Communiqué de presse

Corée du Sud. Il faut mettre fin aux abus subis par les ouvriers agricoles migrants

Le gouvernement sud-coréen doit mettre fin à l’exploitation et au recours généralisé au travail forcé des ouvriers agricoles migrants, a déclaré Amnesty International à l’occasion de la publication d’un nouveau rapport révélant les fréquentes atteintes aux droits humains dans le secteur agricole du pays.

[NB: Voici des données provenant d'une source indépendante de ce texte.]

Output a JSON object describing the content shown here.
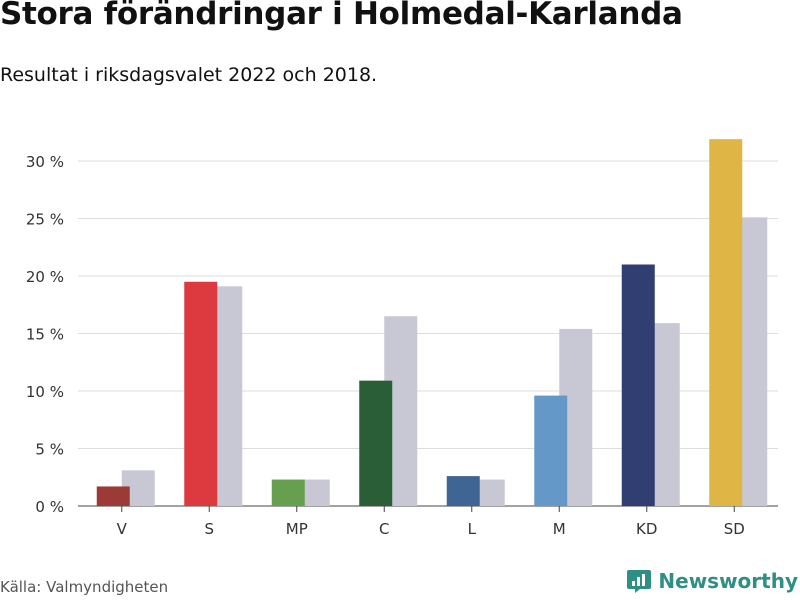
{
  "title": "Stora förändringar i Holmedal-Karlanda",
  "subtitle": "Resultat i riksdagsvalet 2022 och 2018.",
  "source": "Källa: Valmyndigheten",
  "brand": {
    "name": "Newsworthy",
    "icon": "bar-chart-icon",
    "color": "#2f8f84"
  },
  "chart_data": {
    "type": "bar",
    "categories": [
      "V",
      "S",
      "MP",
      "C",
      "L",
      "M",
      "KD",
      "SD"
    ],
    "series": [
      {
        "values": [
          1.7,
          19.5,
          2.3,
          10.9,
          2.6,
          9.6,
          21.0,
          31.9
        ],
        "colors": [
          "#9b3a36",
          "#dd3a3f",
          "#66a04e",
          "#2a5e37",
          "#3f6594",
          "#6498c8",
          "#313e72",
          "#dfb546"
        ]
      },
      {
        "values": [
          3.1,
          19.1,
          2.3,
          16.5,
          2.3,
          15.4,
          15.9,
          25.1
        ],
        "color": "#c8c8d4"
      }
    ],
    "yticks": [
      "0 %",
      "5 %",
      "10 %",
      "15 %",
      "20 %",
      "25 %",
      "30 %"
    ],
    "ylim": [
      0,
      32
    ],
    "grid": true,
    "legend": "none"
  }
}
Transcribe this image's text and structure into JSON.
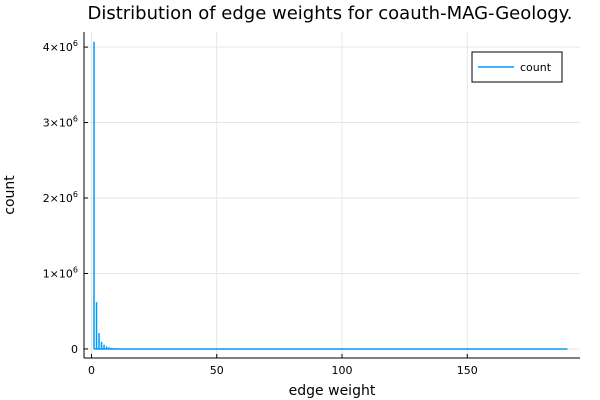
{
  "chart_data": {
    "type": "line",
    "title": "Distribution of edge weights for coauth-MAG-Geology.",
    "xlabel": "edge weight",
    "ylabel": "count",
    "xlim": [
      -3,
      195
    ],
    "ylim": [
      -120000,
      4200000
    ],
    "x_ticks": [
      {
        "value": 0,
        "label": "0"
      },
      {
        "value": 50,
        "label": "50"
      },
      {
        "value": 100,
        "label": "100"
      },
      {
        "value": 150,
        "label": "150"
      }
    ],
    "y_ticks": [
      {
        "value": 0,
        "base": "0",
        "exp": ""
      },
      {
        "value": 1000000,
        "base": "1×10",
        "exp": "6"
      },
      {
        "value": 2000000,
        "base": "2×10",
        "exp": "6"
      },
      {
        "value": 3000000,
        "base": "3×10",
        "exp": "6"
      },
      {
        "value": 4000000,
        "base": "4×10",
        "exp": "6"
      }
    ],
    "grid": true,
    "legend_position": "top-right",
    "series": [
      {
        "name": "count",
        "color": "#009AFA",
        "x": [
          1,
          2,
          3,
          4,
          5,
          6,
          7,
          8,
          9,
          10,
          12,
          15,
          20,
          30,
          50,
          100,
          150,
          190
        ],
        "values": [
          4070000,
          620000,
          210000,
          95000,
          55000,
          34000,
          22000,
          15000,
          11000,
          8000,
          5000,
          3000,
          1500,
          600,
          200,
          40,
          10,
          2
        ]
      }
    ]
  }
}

Ce document, intitulé Bitter Harvest, montre le vrai visage de la Loi sud-coréenne relative au permis de travail des travailleurs immigrés, qui contribue de manière directe à la grave exploitation des ouvriers agricoles migrants. Ce dispositif gouvernemental vise à fournir une main-d’œuvre immigrée aux petites et moyennes entreprises qui n’arrivent pas à trouver suffisamment de travailleurs sud-coréens.

« L’exploitation des ouvriers agricoles migrants en Corée du Sud ternit la réputation du pays. Les autorités ont créé un système honteux qui fait le lit de la traite aux fins de l’exploitation et du travail forcé », a déclaré Norma Kang Muico, spécialiste des droits des migrants dans la région Asie-Pacifique à Amnesty International.

« Si les Sud-Coréens étaient pris dans un tel engrenage d’abus, cela ferait scandale – à juste titre. »
Il y a environ 20 000 ouvriers agricoles migrants en Corée du Sud, dont beaucoup viennent du Cambodge, du Népal et du Viêt-Nam dans le cadre de la Loi relative au permis de travail des travailleurs immigrés. La majorité contractent une dette colossale équivalente à deux années de salaire dans leur pays d’origine pour trouver un emploi en Corée du Sud.

Bon nombre d’entre eux sont victimes de la traite des personnes aux fins de l’exploitation et du travail forcé. Amnesty International a relevé des tromperies dans tous les cas étudiés. Son rapport montre que les migrants sont contraints de travailler dans des conditions qu’ils n’ont pas acceptées, sous la menace de sanctions. Cette situation s’apparente à du travail forcé.
Au cours des entretiens réalisés avec des ouvriers agricoles migrants dans plusieurs régions de Corée du Sud pour son enquête, l’organisation a constaté diverses formes d’exploitation. Il s’agissait notamment d’intimidation et de violence, de conditions d’hébergement sordides, de temps de travail excessif, d’absence de repos hebdomadaire et d’heures supplémentaires non payées.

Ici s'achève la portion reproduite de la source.